Anonymous Coward | more than 5 years ago | (#27136083)

Its call Redundant Array of Inexpensive Disks for a reason. Seriously thats one of the reasons RAID was invented. I want to see what a few hundered 1 gig flash drives would do in a massive stripe :)

Backup your important data. (1)

Colin Smith (2679) | more than 5 years ago | (#27136133)

Oh wait. Dumb idea.

 

Data safety with extreme prejudice using a hammer (2, Interesting)

SpuriousLogic (1183411) | more than 5 years ago | (#27136147)

With the very low cost of storage nowadays, I would not bother reusing or donating the drives. Take out the platters of the HDD, or the whole USB key, and go smashy smashy with a hammer. Collect the pieces and take it to a electronics recycling center. One nice side effect, is the smashy smashy bit is a great stress reliever, just wear safety glasses and perhaps gloves.

Part and donate.. (5, Interesting)

chaboud (231590) | more than 5 years ago | (#27136155)

Hard drives have strong (and small) magnets in them which are fun to play with, useful on your fridge, useful in woodshops (hanging tools), and probably useful just about anywhere.

Little flash drives, even 8MB ones, can be useful for students and library users. Donate those puppies, please.

Spread Stuff (2, Interesting)

Dr. Hok (702268) | more than 5 years ago | (#27136169)

Put something on the USB key which you deem important to know (hear, see, read etc.), then 'lose' it somewhere. Someone might find it and check what's on it.

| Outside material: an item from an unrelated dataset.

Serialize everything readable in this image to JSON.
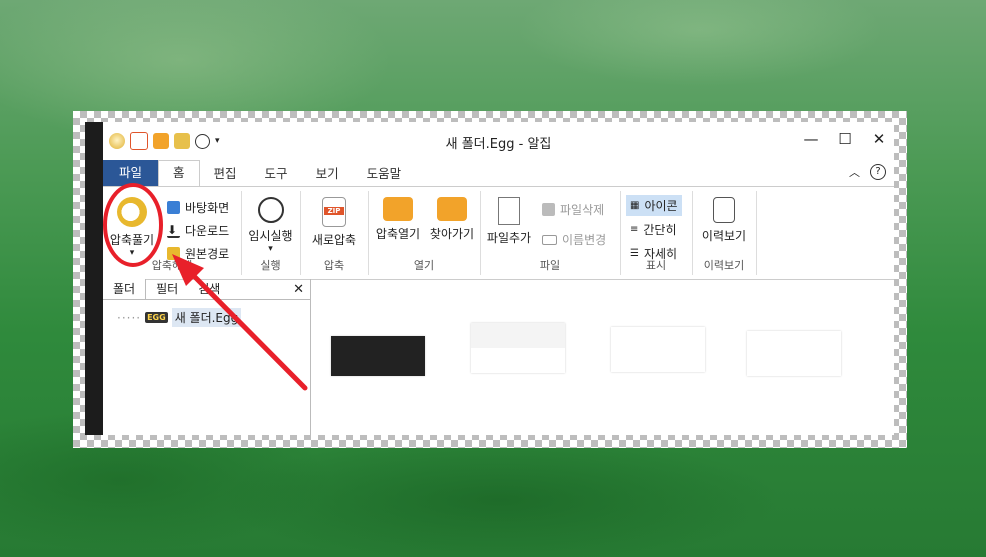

OK, there's the internet. Hm.. But I'd guess that people value a found piece of hardware higher than some arbitrary web page.

Re:Spread Stuff (3, Funny)

dargaud (518470) | more than 5 years ago | (#27136231)

Go a little farther: collect strange images from the web (craption, photoshop contests, orsm, etc), put them on and sprinkle with false user info before you 'lose' it; with a possible "If found please contact..." with almost valid info refering to slashdot, facebook or other social sites. Use existing usernames of friends (?) as references. Watch as the fun unfolds on the net.

Donate to school libraries (4, Insightful)

ckpurvis (410517) | more than 5 years ago | (#27136219)

Libraries, especially school libraries, often have a need for portable storage devices to help patrons move files around, for instance from one computer to another. Big drives get stolen, but old small ones don't so much. And if an old obsolete drive is taken, then it was free to the library.

Other public or semi-public computer labs probably could use them too. Think job centers, state-funded computer training groups, underfunded K12 schools, et c.

I found a camera in the woods... (0)

Anonymous Coward | more than 5 years ago | (#27136257)

Put cool pictures on them, then leave it to be found by some curious person.